The ML team at Bose CE Applied Research is looking for a co-op to work on machine learning and deep learning for audio understanding as well as MIR for six months starting July 2021.
The applicant must be eligible to work in the US as an intern/co-op.
Contact: Please send your resume to Shuo Zhang (firstname.lastname@example.org).
Machine Learning Co-op Spring 2021
At Bose, we’ve spent more than 50 years finding new ways to bring pioneering audio products to millions of people in their homes, cars, planes, and just about anywhere else people enjoy their music. To succeed for the next 50 years, we must continue to drive innovation that delivers on our human-centered brand promise to help people be more, feel more, and do more.
The Machine Learning team in CED Applied Research at Bose is looking for a passionate Machine Learning Co-op to work at the intersection of Artificial Intelligence and User Experience. The duration of this position is 6 months starting July 2021 (full-time 40 hours/week).
What you can expect:
- Work as part of a passionate and collaborative team of ML, iOS, embedded, DSP, and cloud engineers
- Your vision will influence the direction of future Bose Consumer Electronics products
- Gain hands-on experience in applied machine learning and deep learning for audio, DSP, software engineering, model deployment, etc.
What you’ll do:
- Work on a focused six-month ML research project in audio signal processing with a mentor
- Work on a variety of audio understanding problems with machine learning and deep learning
- Prune and compress deep learning models for deployment on edge devices or embedded targets
- Research, implement, and evaluate a variety of published approaches and algorithms for problems in ML and audio signal processing
What we’re looking for:
- Strong programming background with 2+ years of experience in Python and/or Java
- Strong knowledge and experience working with audio and DSP preferred
- Undergraduate or graduate computer science, electrical engineering or related major with experience building ML systems for audio signal processing and/or music information retrieval applications
- Familiar with latest research in deep learning for audio and able to implement algorithms from research papers
- Strong experience in implementing deep neural networks with Tensorflow, Keras, PyTorch, etc.

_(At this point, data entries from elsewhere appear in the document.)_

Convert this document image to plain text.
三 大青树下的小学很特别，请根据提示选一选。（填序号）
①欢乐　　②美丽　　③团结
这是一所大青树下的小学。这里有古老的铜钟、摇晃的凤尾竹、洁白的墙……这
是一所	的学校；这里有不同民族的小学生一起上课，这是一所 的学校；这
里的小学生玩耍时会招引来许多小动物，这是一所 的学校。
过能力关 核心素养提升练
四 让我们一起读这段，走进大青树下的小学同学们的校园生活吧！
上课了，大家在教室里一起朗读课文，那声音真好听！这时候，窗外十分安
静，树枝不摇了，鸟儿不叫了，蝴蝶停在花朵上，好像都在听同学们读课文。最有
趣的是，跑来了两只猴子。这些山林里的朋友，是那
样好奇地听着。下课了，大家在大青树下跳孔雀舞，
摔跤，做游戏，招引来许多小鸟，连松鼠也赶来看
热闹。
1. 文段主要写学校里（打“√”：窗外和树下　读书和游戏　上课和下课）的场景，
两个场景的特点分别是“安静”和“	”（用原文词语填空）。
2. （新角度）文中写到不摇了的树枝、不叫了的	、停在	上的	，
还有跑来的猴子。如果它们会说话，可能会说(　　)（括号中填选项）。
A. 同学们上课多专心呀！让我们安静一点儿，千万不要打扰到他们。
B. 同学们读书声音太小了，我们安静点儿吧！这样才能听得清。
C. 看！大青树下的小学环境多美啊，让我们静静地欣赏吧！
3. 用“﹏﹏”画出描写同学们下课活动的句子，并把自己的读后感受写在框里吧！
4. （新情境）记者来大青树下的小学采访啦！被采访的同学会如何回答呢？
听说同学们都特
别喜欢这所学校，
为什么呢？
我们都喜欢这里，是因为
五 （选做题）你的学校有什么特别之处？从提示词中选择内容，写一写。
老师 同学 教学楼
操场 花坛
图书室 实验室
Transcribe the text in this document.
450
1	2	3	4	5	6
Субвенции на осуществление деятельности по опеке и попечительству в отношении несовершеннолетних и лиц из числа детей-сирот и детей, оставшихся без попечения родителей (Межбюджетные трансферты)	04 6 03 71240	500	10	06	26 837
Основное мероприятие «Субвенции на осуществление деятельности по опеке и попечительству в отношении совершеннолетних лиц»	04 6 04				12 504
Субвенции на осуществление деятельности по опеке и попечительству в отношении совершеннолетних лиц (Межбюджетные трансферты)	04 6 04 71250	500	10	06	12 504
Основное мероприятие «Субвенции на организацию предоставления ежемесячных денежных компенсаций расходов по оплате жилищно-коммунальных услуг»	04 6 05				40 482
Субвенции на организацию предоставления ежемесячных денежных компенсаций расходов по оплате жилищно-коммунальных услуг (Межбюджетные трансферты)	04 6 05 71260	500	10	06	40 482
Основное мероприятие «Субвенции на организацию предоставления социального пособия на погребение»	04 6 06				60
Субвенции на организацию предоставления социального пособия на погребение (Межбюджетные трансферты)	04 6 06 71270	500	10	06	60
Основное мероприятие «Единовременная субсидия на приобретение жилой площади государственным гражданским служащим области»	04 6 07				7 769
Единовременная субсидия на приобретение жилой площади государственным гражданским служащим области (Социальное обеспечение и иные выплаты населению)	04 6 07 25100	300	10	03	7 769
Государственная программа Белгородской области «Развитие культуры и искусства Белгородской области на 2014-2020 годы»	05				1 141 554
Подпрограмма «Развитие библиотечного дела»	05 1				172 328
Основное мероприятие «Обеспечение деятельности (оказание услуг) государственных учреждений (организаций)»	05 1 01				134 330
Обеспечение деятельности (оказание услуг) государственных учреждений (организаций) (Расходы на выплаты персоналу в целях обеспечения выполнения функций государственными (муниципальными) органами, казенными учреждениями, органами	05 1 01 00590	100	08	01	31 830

- (Desired) Experience and interest in deploying models to edge devices
- (Desired) Experience and interest in working on audio perception problems such as speech enhancement, voice pick-up, SED/SELD, MIR, etc.
- (Desired) Publications in communities such as ISMIR, DCASE, ICASSP, etc.
Bose is an Equal Opportunity Employer that is committed to inclusion and diversity. We evaluate qualified applicants without regard to race, color, religion, sex, sexual orientation, gender identity, genetic information, national origin, age, disability, veteran status or any other legally protected characteristics.